Dates in Excel
Excel will mess up your dates. Assuming you want to use your data outside of Excel, it is best to avoid allowing it to convert them to its built in format, so import as “text” and set the column type to “text” to avoid issues.
Excel uses the 1900 date system (sometimes called numeric dates, serial dates, or 1900 system). It simply counts the number of days since 1900. Thus, 1900-01-01 = 1, 1900-01-02 = 2, and so on. This allows dates to be more easily used in calculations.
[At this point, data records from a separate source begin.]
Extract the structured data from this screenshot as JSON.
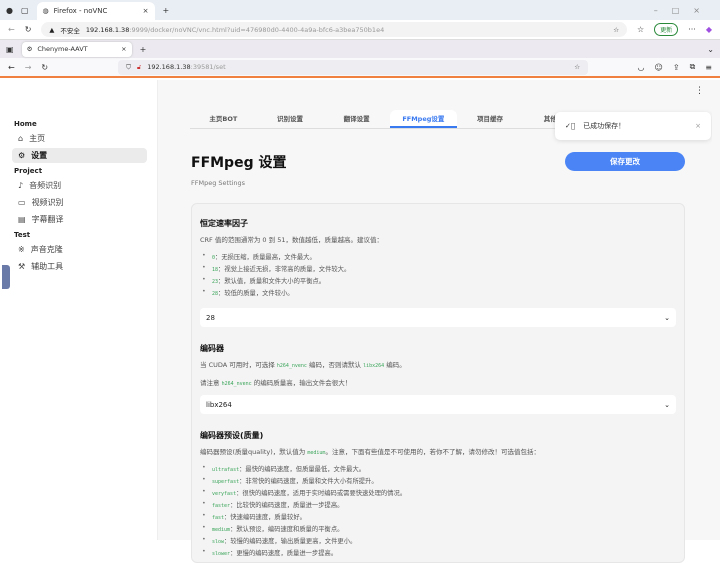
{
  "edge": {
    "tab_title": "Firefox - noVNC",
    "insecure": "不安全",
    "url_host": "192.168.1.38",
    "url_rest": ":9999/docker/noVNC/vnc.html?uid=476980d0-4400-4a9a-bfc6-a3bea750b1e4",
    "update": "更新"
  },
  "firefox": {
    "tab_title": "Chenyme-AAVT",
    "url_host": "192.168.1.38",
    "url_rest": ":39581/set"
  },
  "sidebar": {
    "sections": [
      {
        "title": "Home",
        "items": [
          {
            "label": "主页",
            "icon": "⌂"
          },
          {
            "label": "设置",
            "icon": "⚙"
          }
        ]
      },
      {
        "title": "Project",
        "items": [
          {
            "label": "音频识别",
            "icon": "♪"
          },
          {
            "label": "视频识别",
            "icon": "▭"
          },
          {
            "label": "字幕翻译",
            "icon": "▤"
          }
        ]
      },
      {
        "title": "Test",
        "items": [
          {
            "label": "声音克隆",
            "icon": "※"
          },
          {
            "label": "辅助工具",
            "icon": "⚒"
          }
        ]
      }
    ]
  },
  "tabs": [
    "主页BOT",
    "识别设置",
    "翻译设置",
    "FFMpeg设置",
    "项目缓存",
    "其他设置"
  ],
  "toast": {
    "text": "已成功保存！"
  },
  "page": {
    "title": "FFMpeg 设置",
    "subtitle": "FFMpeg Settings",
    "save": "保存更改"
  },
  "crf": {
    "title": "恒定速率因子",
    "desc": "CRF 值的范围通常为 0 到 51，数值越低，质量越高。建议值：",
    "items": [
      {
        "code": "0",
        "text": "：无损压缩，质量最高，文件最大。"
      },
      {
        "code": "18",
        "text": "：视觉上接近无损，非常高的质量，文件较大。"
      },
      {
        "code": "23",
        "text": "：默认值，质量和文件大小的平衡点。"
      },
      {
        "code": "28",
        "text": "：较低的质量，文件较小。"
      }
    ],
    "value": "28"
  },
  "encoder": {
    "title": "编码器",
    "d1a": "当 CUDA 可用时，可选择 ",
    "c1": "h264_nvenc",
    "d1b": " 编码，否则请默认 ",
    "c2": "libx264",
    "d1c": " 编码。",
    "d2a": "请注意 ",
    "c3": "h264_nvenc",
    "d2b": " 的编码质量高，输出文件会很大！",
    "value": "libx264"
  },
  "preset": {
    "title": "编码器预设(质量)",
    "da": "编码器预设(质量quality)，默认值为 ",
    "code": "medium",
    "db": "。注意，下面有些值是不可使用的，若你不了解，请勿修改！可选值包括：",
    "items": [
      {
        "code": "ultrafast",
        "text": "：最快的编码速度，但质量最低，文件最大。"
      },
      {
        "code": "superfast",
        "text": "：非常快的编码速度，质量和文件大小有所提升。"
      },
      {
        "code": "veryfast",
        "text": "：很快的编码速度，适用于实时编码或需要快速处理的情况。"
      },
      {
        "code": "faster",
        "text": "：比较快的编码速度，质量进一步提高。"
      },
      {
        "code": "fast",
        "text": "：快速编码速度，质量较好。"
      },
      {
        "code": "medium",
        "text": "：默认预设，编码速度和质量的平衡点。"
      },
      {
        "code": "slow",
        "text": "：较慢的编码速度，输出质量更高，文件更小。"
      },
      {
        "code": "slower",
        "text": "：更慢的编码速度，质量进一步提高。"
      }
    ]
  }
}
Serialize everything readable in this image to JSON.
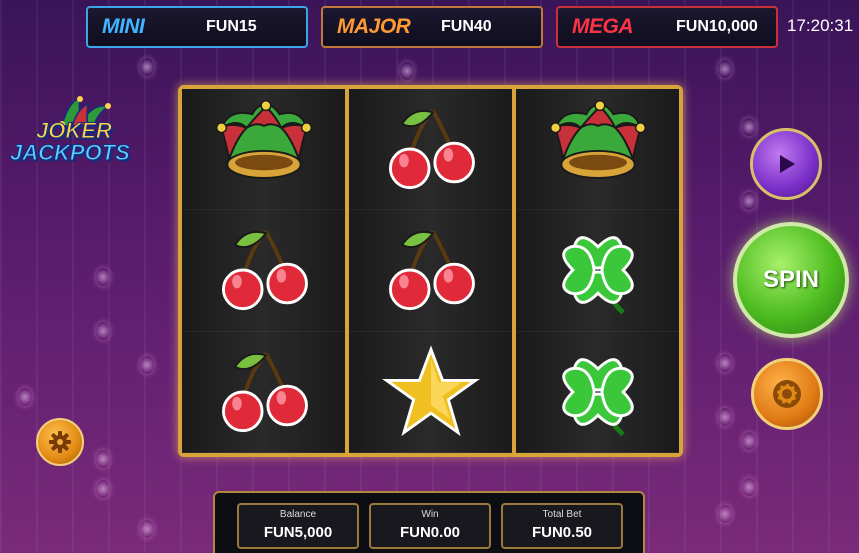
{
  "jackpots": {
    "mini": {
      "name": "MINI",
      "value": "FUN15"
    },
    "major": {
      "name": "MAJOR",
      "value": "FUN40"
    },
    "mega": {
      "name": "MEGA",
      "value": "FUN10,000"
    }
  },
  "clock": "17:20:31",
  "logo": {
    "line1": "JOKER",
    "line2": "JACKPOTS"
  },
  "reels": [
    [
      "jester-hat",
      "cherries",
      "cherries"
    ],
    [
      "cherries",
      "cherries",
      "star"
    ],
    [
      "jester-hat",
      "clover",
      "clover"
    ]
  ],
  "buttons": {
    "spin_label": "SPIN",
    "play_icon": "play-icon",
    "coin_icon": "coin-icon",
    "settings_icon": "gear-icon"
  },
  "footer": {
    "balance": {
      "label": "Balance",
      "value": "FUN5,000"
    },
    "win": {
      "label": "Win",
      "value": "FUN0.00"
    },
    "total_bet": {
      "label": "Total Bet",
      "value": "FUN0.50"
    }
  },
  "colors": {
    "mini": "#3fb6ff",
    "major": "#ff9a33",
    "mega": "#ff3344",
    "frame": "#d8a43a",
    "spin": "#4cbc20"
  }
}
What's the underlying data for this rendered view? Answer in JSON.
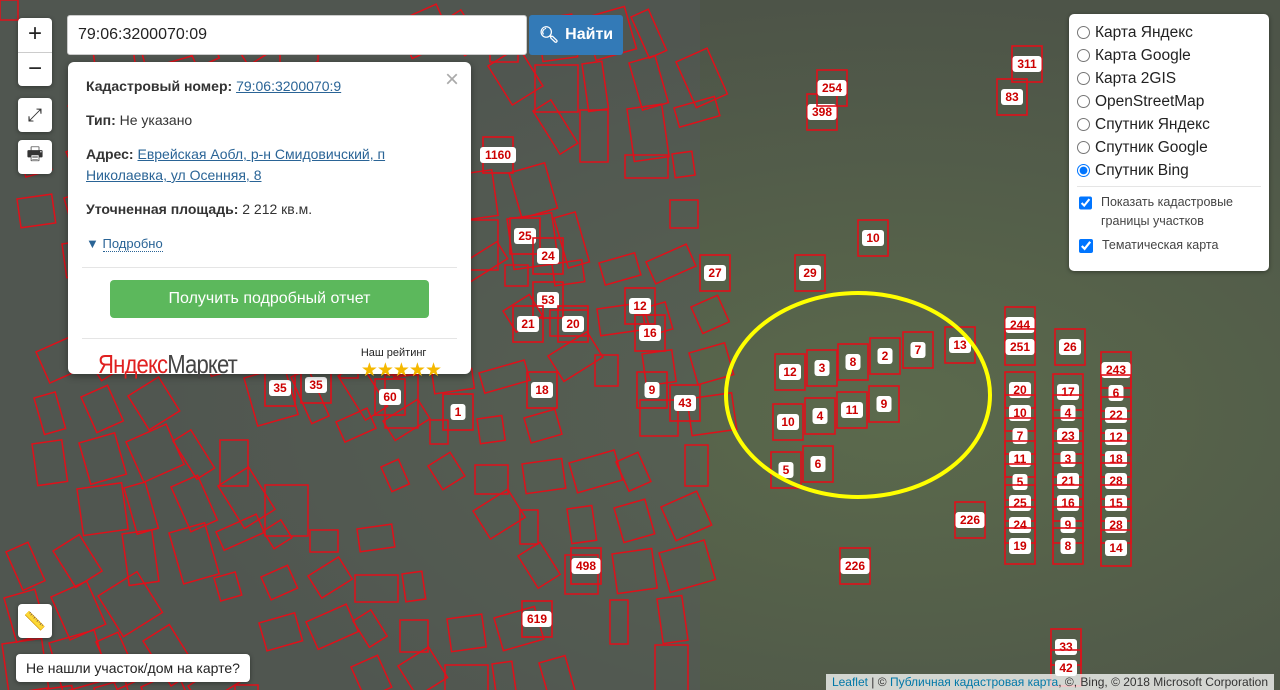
{
  "search": {
    "value": "79:06:3200070:09",
    "button": "Найти"
  },
  "controls": {
    "zoom_in": "+",
    "zoom_out": "−"
  },
  "popup": {
    "cadastral_label": "Кадастровый номер:",
    "cadastral_value": "79:06:3200070:9",
    "type_label": "Тип:",
    "type_value": "Не указано",
    "address_label": "Адрес:",
    "address_value": "Еврейская Аобл, р-н Смидовичский, п Николаевка, ул Осенняя, 8",
    "area_label": "Уточненная площадь:",
    "area_value": "2 212 кв.м.",
    "more": "Подробно",
    "report_button": "Получить подробный отчет",
    "ad_logo_a": "Яндекс",
    "ad_logo_b": "Маркет",
    "rating_label": "Наш рейтинг",
    "rating_stars": 5
  },
  "layers": {
    "base": [
      {
        "label": "Карта Яндекс",
        "checked": false
      },
      {
        "label": "Карта Google",
        "checked": false
      },
      {
        "label": "Карта 2GIS",
        "checked": false
      },
      {
        "label": "OpenStreetMap",
        "checked": false
      },
      {
        "label": "Спутник Яндекс",
        "checked": false
      },
      {
        "label": "Спутник Google",
        "checked": false
      },
      {
        "label": "Спутник Bing",
        "checked": true
      }
    ],
    "overlays": [
      {
        "label": "Показать кадастровые границы участков",
        "checked": true
      },
      {
        "label": "Тематическая карта",
        "checked": true
      }
    ]
  },
  "not_found": "Не нашли участок/дом на карте?",
  "attribution": {
    "leaflet": "Leaflet",
    "sep": " | © ",
    "pkk": "Публичная кадастровая карта",
    "rest": ", ©, Bing, © 2018 Microsoft Corporation"
  },
  "parcels": [
    "12",
    "3",
    "8",
    "2",
    "7",
    "13",
    "10",
    "4",
    "11",
    "9",
    "5",
    "6",
    "244",
    "251",
    "26",
    "20",
    "10",
    "7",
    "11",
    "5",
    "25",
    "24",
    "19",
    "17",
    "4",
    "23",
    "3",
    "21",
    "16",
    "9",
    "8",
    "243",
    "6",
    "22",
    "12",
    "18",
    "28",
    "15",
    "28",
    "14",
    "226",
    "226",
    "33",
    "42",
    "1160",
    "27",
    "29",
    "10",
    "398",
    "254",
    "311",
    "83",
    "498",
    "619",
    "25",
    "24",
    "53",
    "21",
    "20",
    "16",
    "12",
    "9",
    "43",
    "60",
    "35",
    "35",
    "1",
    "18"
  ],
  "colors": {
    "parcel": "#e0101a",
    "highlight": "#ffff00",
    "map_bg": "#4a5246"
  }
}
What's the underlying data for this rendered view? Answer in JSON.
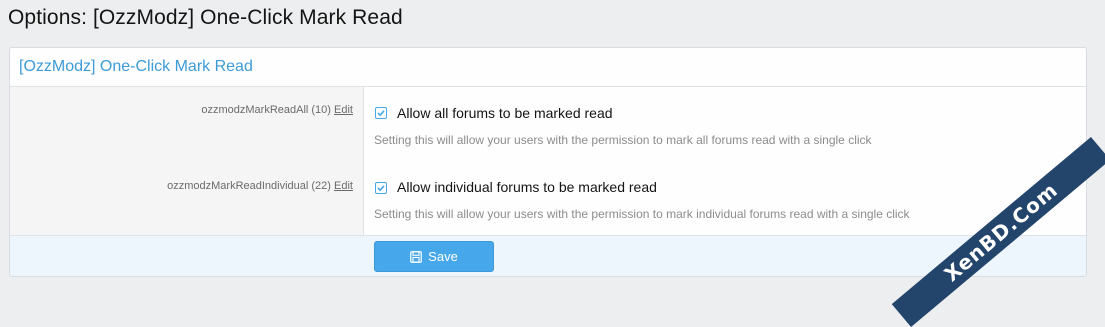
{
  "page": {
    "title": "Options: [OzzModz] One-Click Mark Read"
  },
  "block": {
    "header": "[OzzModz] One-Click Mark Read"
  },
  "options": [
    {
      "key": "ozzmodzMarkReadAll (10)",
      "edit_label": "Edit",
      "checkbox_label": "Allow all forums to be marked read",
      "checked": true,
      "hint": "Setting this will allow your users with the permission to mark all forums read with a single click"
    },
    {
      "key": "ozzmodzMarkReadIndividual (22)",
      "edit_label": "Edit",
      "checkbox_label": "Allow individual forums to be marked read",
      "checked": true,
      "hint": "Setting this will allow your users with the permission to mark individual forums read with a single click"
    }
  ],
  "footer": {
    "save_label": "Save",
    "save_icon": "save-icon"
  },
  "watermark": "XenBD.Com",
  "colors": {
    "accent": "#47a7eb",
    "watermark_bg": "#23446b",
    "footer_bg": "#edf6fd"
  }
}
However, MS has several historical bugs built into Excel which they have never fixed for compatibility reasons:
- Some versions of Excel on Mac used 1904 date system
- Excel assumes 1900 is a leap year, which is false.
So sometimes you will see plain text data, such as a CSV, exported from Excel that has dates that look like 42291
and you need to convert that serial date back into a real one.
Unfortunately, unless you know what version of Excel it was exported from, you can not be sure if the serial date number is off by one day or potentially more (1904 system).
But you can do you best to convert it back using OpenRefine GREL like:
"1900-01-01".toDate().inc(value.toNumber()-2,'day').toString('yyyy-MM-dd')
Start at Excel’s starting point, “1900-01-01” and convert to a date.
Then use inc
function to add the number of days in Excel’s serial date, but add -1 day because our date “1900-01-01” is actually 1 (i.e. we are not starting at zero), and then -1 again for the 1900 leap year bug.
I add the cell value to the express with value.toNumber()
if the column is currently a text column, but if it was already a number column, you could just use value
.
Finally, convert the date format into a preferred text format using toString()
.
Ugly.